(March 1, 2019 at 1:01 pm)PRJA93 Wrote: It's not a matter of belief. There's no real evidence to support the claims made in the Bible.
Again, I am using the term "belief" in its simplest sense: something one holds to be true.
You have very specific criteria which you hold to be true concerning what constitutes good evidence. Other people disagree with you. When talking with such people, you would have to defend your beliefs concerning what constitutes good evidence.
I'll guess (and you can correct me if I'm wrong) that when you say "evidence" you mean input of the type that scientists use. Religious people may also include revelation, authority, tradition, the logic of natural theology, and the logic of metaphysics. They may be wrong to do so. But the position you hold and the position they hold are both criteria by which you reach conclusions, and require support.
Quote:I won't pretend to know what "every single adult atheist" thinks, but by definition, they do not have a belief in any god or gods.
By definition, they hold it to be true that the claims they have heard concerning god are unpersuasive. Do you have an argument against this?
Quote:The entire concept of religion requires you to fit reality into your preconceived notions, not the other way around.
That's an interesting assertion. Is it true in every single case? Are all religious people, of every type everywhere, operating in the way you say?

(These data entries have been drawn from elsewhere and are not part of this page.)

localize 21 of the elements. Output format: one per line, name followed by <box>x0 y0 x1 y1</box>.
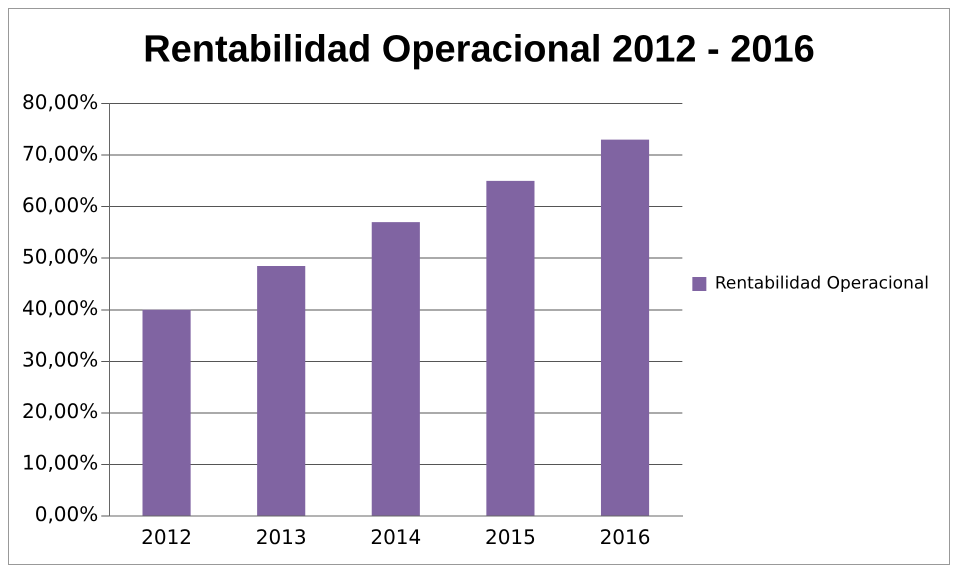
y-tick-label: 30,00% <box>22 348 98 372</box>
bar <box>600 140 650 516</box>
y-tick-label: 10,00% <box>22 450 98 475</box>
bar <box>142 310 191 516</box>
bar <box>372 222 420 516</box>
y-tick-label: 70,00% <box>22 141 98 166</box>
y-tick-label: 20,00% <box>22 399 98 424</box>
bar <box>486 180 534 516</box>
y-tick-label: 0,00% <box>34 502 98 526</box>
x-tick-label: 2013 <box>256 525 307 550</box>
y-tick-label: 50,00% <box>22 244 98 268</box>
y-tick-label: 40,00% <box>22 296 98 320</box>
y-tick-label: 80,00% <box>22 90 98 114</box>
x-tick-label: 2015 <box>484 525 536 550</box>
legend-label: Rentabilidad Operacional <box>714 273 930 294</box>
x-tick-label: 2014 <box>370 525 422 550</box>
x-tick-label: 2012 <box>141 525 192 550</box>
y-tick-label: 60,00% <box>22 192 98 217</box>
bar <box>257 266 306 516</box>
chart-title: Rentabilidad Operacional 2012 - 2016 <box>143 28 815 70</box>
x-tick-label: 2016 <box>600 525 650 550</box>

Right now I'm reading the autobiography of a very intelligent and wise scholar. She studied biology at Cambridge in the 1930s, during the time when Russell and Wittgenstein's views of religion were at their most influential. None of the undergraduates in her circle took religion seriously, all of them thought that a purely materialist view of the world was the only truth and the only thing possible for honest people in the future.
If you're into poetry at all, it will be meaningful for you to know that in those days Yeats was considered laughable while William Empson's poetry was seen as the wave of the future.
Cambridge in the '30s pretty much pioneered the kind of beliefs that are popular on this forum.
Anyway, that scholar discovered that the purely rationalist view of things failed to explain the events of her life. After decades of conflict based on trying to retain this science-only view of things, she was reluctantly forced to change. She became an important scholar of Neoplatonic philosophy--including its religious aspects--and a wise spokesman for the value of such a view. To his credit, William Empson, who despised Christianity, continued to value her advice.
So there is an example of a profoundly intelligent woman who doesn't fit your description of what religious people are like. And I think it's better to examine the ideas of intelligent people rather than stupid ones.
Quote:because religious folks refuse to even define what god is.
This is downright false. This is something you believe which is blocking your ability to analyze things clearly.
There are any number of reasons to fight with religious people. It's true that different views give different and incompatible definitions. It's true that many of the definitions are not persuasive. It's true that the older definitions are incompatible with good science. But to say they "refuse to even define" it is false.
An example: actus purus. This is an important definition in the Christian tradition. It may be good and it may be terrible, but it is a definition.